Le refus arabe de ce plan engendra la guerre de 1947-1949, guerre qui donna l’occasion au mouvement sioniste d’étendre son contrôle territorial à 78 % de la Palestine mandataire et d’en évincer la plupart des habitants arabes. En 1949, de 700 à 800.000 Arabes palestiniens étaient devenus des réfugiés. 150.000 d’entre eux, demeurés dans l’Etat juif, vécurent sous un régime militaire jusqu’en 1966.

En 1967, la « Guerre des Six Jours » permit à l’armée israélienne de prendre le contrôle du reste de la Palestine[4], autrement dit de Jérusalem-est, de la Cisjordanie et de la bande de Gaza.
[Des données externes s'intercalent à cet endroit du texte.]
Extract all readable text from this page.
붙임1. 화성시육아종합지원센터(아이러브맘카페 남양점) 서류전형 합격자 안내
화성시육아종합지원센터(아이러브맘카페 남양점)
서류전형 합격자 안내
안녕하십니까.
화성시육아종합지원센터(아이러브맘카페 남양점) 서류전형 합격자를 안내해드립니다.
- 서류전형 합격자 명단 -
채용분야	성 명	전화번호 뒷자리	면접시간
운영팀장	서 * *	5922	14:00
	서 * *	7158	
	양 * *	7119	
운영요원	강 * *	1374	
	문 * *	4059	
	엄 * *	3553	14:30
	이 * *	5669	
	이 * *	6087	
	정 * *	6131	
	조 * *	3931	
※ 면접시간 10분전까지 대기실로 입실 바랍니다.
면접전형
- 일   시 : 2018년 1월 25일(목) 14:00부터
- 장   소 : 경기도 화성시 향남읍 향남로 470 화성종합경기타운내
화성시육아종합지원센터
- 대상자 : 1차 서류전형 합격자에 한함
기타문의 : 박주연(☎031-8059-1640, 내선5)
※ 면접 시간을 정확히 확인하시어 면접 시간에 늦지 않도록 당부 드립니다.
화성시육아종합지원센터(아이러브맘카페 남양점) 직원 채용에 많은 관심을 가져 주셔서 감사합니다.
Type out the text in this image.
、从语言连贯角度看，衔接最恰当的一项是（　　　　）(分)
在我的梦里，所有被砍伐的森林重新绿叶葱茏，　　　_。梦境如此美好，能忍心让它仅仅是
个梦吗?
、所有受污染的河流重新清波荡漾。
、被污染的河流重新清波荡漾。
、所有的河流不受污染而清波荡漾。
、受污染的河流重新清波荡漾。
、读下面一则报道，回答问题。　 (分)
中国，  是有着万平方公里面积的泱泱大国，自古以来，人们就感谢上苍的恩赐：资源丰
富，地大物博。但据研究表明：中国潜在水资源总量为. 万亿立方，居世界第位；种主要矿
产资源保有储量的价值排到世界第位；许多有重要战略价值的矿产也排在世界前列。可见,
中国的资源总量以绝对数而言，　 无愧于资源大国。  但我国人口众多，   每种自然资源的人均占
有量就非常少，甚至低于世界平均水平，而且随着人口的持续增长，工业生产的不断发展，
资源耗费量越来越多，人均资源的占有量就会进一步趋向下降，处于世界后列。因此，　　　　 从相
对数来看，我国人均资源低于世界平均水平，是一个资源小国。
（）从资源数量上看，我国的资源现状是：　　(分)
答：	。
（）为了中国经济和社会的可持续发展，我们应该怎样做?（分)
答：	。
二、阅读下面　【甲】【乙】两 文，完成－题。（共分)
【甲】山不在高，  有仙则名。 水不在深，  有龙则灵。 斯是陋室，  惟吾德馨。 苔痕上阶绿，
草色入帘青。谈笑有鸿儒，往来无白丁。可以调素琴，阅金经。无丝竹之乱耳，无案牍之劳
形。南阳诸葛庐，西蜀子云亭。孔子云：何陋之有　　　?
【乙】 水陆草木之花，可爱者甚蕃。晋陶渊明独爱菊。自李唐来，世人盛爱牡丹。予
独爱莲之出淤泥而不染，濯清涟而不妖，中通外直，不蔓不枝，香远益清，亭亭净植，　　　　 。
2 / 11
Ces événements provoquèrent un nouvel exil de plusieurs centaines de milliers de Palestiniens qui vinrent grossir les rangs des réfugiés, essentiellement en Jordanie. L’occupation des territoires nouvellement conquis commença dès le lendemain de cette conquête par la destruction du pâté de maisons de la vieille ville de Jérusalem qui longeait le « Mur des Lamentations ». Depuis 1967, la colonisation juive de ces territoires est allée sans cesse en s’accélérant, même après la signature des accords d’Oslo en 1993, et quel que fut le gouvernement au pouvoir.

En 1988, 68 ans après la première révolte des Arabes de Palestine contre l’immigration juive et les acquisitions de terres par les Juifs, le Conseil national palestinien (parlement en exil) reconnaissait le droit à l’existence de l’Etat juif. En 1993, l’O.L.P. admettait la souveraineté de l’Etat d’Israël dans ses frontières de 1967 (avant la Guerre des Six Jours) ; elle acceptait donc que le futur Etat palestinien soit limité à 22 % de la Palestine mandataire, autrement dit à la Cisjordanie et à la bande de Gaza.

Les « concessions généreuses » de Barak


C’est dans ce contexte que le Premier ministre Ehoud Barak voulut inscrire son nom dans l’Histoire comme celui qui aurait mis fin au conflit israélo-arabe, vieux d’un siècle. A Camp David, en juillet 2000, il crut pouvoir faire accepter par Yasser Arafat et son équipe de négociateurs un accord qui prévoyait la création d’un « Etat » palestinien démilitarisé, divisé en quatre entités séparées, dont les frontières seraient contrôlées par Israël et constitué sur moins de 20 % de la Palestine mandataire. Selon ce plan, les principales colonies juives de Cisjordanie devaient être annexées à Israël. A Jérusalem-est, le Mur des lamentations et plusieurs zones désormais peuplées majoritairement de Juifs devaient rester sous souveraineté israélienne. Il devait en être de même pour le « Mont du Temple » (l’esplanade des mosquées) dont les Palestiniens auraient cependant pu obtenir la « garde permanente ». Les négociateurs israéliens refusèrent par ailleurs de reconnaître la moindre responsabilité de leur pays concernant la question des réfugiés. Tout au plus acceptèrent-ils l’idée du rapatriement, étalé sur dix ans, de quelques milliers d’entre eux, « pour raisons humanitaires ».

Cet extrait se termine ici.